A machine can only "do whatever we know how to order it to perform," wrote the 19th-century computing pioneer Ada Lovelace. This reassuring statement was made in relation to Charles Babbage's description of the first mechanical computer. Lady Lovelace could not have known that in 2016, a program called AlphaGo, designed to play and improve at the board game "Go", would not only be able to defeat all of its creators, but would do it in ways that they could not explain.
In 2023, the AI chatbot ChatGPT is taking this to another level, holding conversations in multiple languages, solving riddles and even passing legal and medical exams. Our machines are now able to do things that we, their makers, do not know "how to order them to do".
This has provoked both excitement and concern about the potential of this technology. Our anxiety comes from not knowing what to expect from these new machines, both in terms of their immediate behavior and of their future evolution.
We can make some sense of them, and the risks, if we consider that all their successes, and most of their problems, come directly from the particular recipe we are following to create them.
The reason why machines are now able to do things that we, their makers, do not fully understand is because they have become capable of learning from experience. AlphaGo became so good by playing more games of Go than a human could fit into a lifetime.

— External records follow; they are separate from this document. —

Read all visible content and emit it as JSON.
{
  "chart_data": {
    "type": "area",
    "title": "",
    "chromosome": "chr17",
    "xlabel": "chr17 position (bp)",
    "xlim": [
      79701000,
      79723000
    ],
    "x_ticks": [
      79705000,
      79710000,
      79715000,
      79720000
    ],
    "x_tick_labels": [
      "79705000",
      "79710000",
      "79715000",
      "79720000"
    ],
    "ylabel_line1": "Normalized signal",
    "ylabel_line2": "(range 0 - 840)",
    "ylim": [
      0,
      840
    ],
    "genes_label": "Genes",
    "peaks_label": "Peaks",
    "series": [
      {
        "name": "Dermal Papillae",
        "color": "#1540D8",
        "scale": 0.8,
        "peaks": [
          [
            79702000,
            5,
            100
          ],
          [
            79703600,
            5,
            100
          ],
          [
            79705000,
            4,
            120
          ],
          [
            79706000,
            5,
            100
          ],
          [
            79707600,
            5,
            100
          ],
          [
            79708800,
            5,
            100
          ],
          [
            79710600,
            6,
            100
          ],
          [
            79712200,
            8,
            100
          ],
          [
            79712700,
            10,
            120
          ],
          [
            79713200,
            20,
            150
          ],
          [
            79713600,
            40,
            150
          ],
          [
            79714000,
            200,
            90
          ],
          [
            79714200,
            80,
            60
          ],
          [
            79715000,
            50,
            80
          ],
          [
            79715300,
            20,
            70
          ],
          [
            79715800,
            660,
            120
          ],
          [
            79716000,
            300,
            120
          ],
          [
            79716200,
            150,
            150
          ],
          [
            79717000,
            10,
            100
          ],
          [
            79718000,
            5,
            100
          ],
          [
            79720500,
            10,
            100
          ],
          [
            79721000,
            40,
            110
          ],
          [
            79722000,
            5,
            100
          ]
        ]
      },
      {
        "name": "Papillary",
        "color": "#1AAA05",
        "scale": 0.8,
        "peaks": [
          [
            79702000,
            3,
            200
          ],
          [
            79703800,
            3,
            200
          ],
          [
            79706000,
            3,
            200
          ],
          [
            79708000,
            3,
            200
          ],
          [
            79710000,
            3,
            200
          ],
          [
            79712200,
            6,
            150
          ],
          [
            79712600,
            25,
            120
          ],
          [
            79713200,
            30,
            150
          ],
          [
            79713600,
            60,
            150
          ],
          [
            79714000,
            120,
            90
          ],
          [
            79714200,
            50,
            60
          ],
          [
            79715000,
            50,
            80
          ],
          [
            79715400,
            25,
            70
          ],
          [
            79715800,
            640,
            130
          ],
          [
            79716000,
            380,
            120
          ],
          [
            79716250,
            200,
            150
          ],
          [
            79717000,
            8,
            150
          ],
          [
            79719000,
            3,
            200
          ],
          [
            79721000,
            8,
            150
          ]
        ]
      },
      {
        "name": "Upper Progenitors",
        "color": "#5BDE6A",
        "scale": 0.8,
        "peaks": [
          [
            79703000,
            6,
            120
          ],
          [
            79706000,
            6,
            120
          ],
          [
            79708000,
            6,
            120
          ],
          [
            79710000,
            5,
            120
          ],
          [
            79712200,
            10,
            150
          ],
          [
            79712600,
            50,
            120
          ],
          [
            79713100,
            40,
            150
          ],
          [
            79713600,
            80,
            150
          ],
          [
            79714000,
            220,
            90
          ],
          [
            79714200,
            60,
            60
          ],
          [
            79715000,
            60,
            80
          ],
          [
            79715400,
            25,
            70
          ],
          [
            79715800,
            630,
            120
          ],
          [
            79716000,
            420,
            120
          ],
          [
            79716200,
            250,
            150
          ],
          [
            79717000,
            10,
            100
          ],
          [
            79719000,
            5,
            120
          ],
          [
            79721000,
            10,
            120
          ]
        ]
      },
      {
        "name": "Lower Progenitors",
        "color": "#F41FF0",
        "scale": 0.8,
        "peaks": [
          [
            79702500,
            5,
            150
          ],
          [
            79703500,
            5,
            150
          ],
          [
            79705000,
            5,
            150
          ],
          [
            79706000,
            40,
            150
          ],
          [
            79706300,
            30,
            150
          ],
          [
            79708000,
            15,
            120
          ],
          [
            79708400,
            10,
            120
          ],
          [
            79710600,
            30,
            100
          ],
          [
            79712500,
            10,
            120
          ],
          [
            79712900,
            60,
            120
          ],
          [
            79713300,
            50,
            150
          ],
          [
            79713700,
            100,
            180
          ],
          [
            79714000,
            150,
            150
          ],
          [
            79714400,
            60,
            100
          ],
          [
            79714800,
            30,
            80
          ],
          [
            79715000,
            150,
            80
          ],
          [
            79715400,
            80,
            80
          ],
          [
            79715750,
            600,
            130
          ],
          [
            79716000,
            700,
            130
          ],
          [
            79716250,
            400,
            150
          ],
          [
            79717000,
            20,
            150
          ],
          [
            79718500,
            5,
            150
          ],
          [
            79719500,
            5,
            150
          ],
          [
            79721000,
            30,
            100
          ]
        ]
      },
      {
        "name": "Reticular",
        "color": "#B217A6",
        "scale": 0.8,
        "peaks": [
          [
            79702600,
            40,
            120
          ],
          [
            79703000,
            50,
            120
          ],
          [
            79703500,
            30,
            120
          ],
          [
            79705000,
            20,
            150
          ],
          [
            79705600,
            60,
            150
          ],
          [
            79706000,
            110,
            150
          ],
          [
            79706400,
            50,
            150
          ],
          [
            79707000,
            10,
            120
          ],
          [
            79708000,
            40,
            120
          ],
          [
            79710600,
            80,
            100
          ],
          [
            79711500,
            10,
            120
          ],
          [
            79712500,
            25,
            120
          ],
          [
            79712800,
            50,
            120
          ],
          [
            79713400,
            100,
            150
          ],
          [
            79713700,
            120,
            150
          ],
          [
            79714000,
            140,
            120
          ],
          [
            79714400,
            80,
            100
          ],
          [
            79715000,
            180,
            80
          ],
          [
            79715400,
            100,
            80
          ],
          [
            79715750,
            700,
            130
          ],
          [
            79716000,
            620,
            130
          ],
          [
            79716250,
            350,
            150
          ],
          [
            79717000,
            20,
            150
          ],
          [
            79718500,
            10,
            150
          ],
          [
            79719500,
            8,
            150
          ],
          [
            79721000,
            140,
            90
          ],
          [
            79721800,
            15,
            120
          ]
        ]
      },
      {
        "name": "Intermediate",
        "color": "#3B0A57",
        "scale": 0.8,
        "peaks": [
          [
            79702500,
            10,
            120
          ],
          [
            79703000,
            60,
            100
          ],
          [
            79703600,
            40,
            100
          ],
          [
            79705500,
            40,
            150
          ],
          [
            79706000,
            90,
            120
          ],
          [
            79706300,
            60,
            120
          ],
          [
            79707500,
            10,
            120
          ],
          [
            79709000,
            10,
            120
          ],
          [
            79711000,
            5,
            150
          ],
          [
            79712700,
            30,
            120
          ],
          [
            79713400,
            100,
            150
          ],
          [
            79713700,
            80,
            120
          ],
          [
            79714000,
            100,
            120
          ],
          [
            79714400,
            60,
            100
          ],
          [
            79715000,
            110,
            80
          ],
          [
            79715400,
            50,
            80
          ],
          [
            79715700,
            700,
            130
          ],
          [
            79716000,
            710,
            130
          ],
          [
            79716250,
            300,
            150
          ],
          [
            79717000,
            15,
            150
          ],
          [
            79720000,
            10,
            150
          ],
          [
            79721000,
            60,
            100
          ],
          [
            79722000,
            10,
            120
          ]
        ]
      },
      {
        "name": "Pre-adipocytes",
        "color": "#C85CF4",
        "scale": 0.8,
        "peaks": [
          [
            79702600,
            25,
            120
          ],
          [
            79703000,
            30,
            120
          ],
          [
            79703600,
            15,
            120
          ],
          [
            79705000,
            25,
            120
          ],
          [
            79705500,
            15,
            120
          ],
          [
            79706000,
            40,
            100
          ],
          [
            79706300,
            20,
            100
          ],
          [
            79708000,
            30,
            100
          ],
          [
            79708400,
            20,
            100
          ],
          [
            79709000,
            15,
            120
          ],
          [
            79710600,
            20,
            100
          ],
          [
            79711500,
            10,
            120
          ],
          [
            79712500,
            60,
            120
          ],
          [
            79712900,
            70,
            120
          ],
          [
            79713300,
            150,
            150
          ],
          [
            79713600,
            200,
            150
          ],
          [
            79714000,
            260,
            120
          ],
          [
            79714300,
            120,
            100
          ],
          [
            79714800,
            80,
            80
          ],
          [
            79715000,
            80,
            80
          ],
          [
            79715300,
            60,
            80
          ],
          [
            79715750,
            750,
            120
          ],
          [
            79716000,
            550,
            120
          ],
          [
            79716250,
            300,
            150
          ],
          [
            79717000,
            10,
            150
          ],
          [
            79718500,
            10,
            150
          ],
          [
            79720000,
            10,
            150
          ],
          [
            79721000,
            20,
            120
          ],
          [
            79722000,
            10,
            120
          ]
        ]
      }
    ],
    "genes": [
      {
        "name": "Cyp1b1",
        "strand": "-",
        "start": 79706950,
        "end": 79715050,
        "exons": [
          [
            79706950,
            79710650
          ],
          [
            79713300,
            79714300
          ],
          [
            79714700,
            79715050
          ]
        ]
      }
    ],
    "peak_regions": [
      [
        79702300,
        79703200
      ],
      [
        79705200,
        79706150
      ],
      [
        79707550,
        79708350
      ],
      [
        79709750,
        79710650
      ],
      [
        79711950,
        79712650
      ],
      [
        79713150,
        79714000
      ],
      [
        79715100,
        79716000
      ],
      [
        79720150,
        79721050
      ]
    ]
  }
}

Likewise, no human could read as many books as ChatGPT has absorbed.
--- Reducing anxiety --- .
It's important to understand that machines have become intelligent without thinking in a human way. This realization alone can greatly reduce confusion, and therefore anxiety.
Intelligence is not exclusively a human ability, as any biologist will tell you, and our specific brand of it is neither its pinnacle nor its destination. It may be difficult to accept for some, but intelligence has more to do with chickens crossing the road safely than with writing poetry.
In other words, we should not necessarily expect machine intelligence to evolve towards some form of consciousness. Intelligence is the ability to do the right thing in unfamiliar situations, and this can be found in machines, for example those that recommend a new book to a user.
If we want to understand how to handle AI, we can return to a crisis that hit the industry from the late 1980s, when many researchers were still trying to mimic what we thought humans do. For example, they were trying to understand the rules of language or human reasoning, to program them into machines.
That didn't work, so they ended up taking some shortcuts. This move might well turn out to be one of the most consequential decisions in our history.
--- Fork in the road --- .
The first shortcut was to rely on making decisions based on statistical patterns found in data. This removed the need to actually understand the complex phenomena that we wanted the machines to emulate, such as language. The auto-complete feature in your messaging app can guess the next word without understanding your goals.
While others had similar ideas before, the first to make this method really work, and stick, was probably Fredrick Jelinek at IBM, who invented "statistical language models", the ancestors of all GPTs, while working on machine translation.
In the eaarly 2000s, another significant contribution to the state of AI was made by Geoffrey Hinton, Yann LeCun and Yoshua Bengio, all part of what would eventually become known as the "neuronal revolution". These three pioneers developed and pushed the technique of "deep learning", based on layers of artificial neurons that react to subtly different inputs in a way similar to biological neurons.
This led AI development firmly in the direction of data-driven systems, and away from the strategy of "understanding" the data being analysed.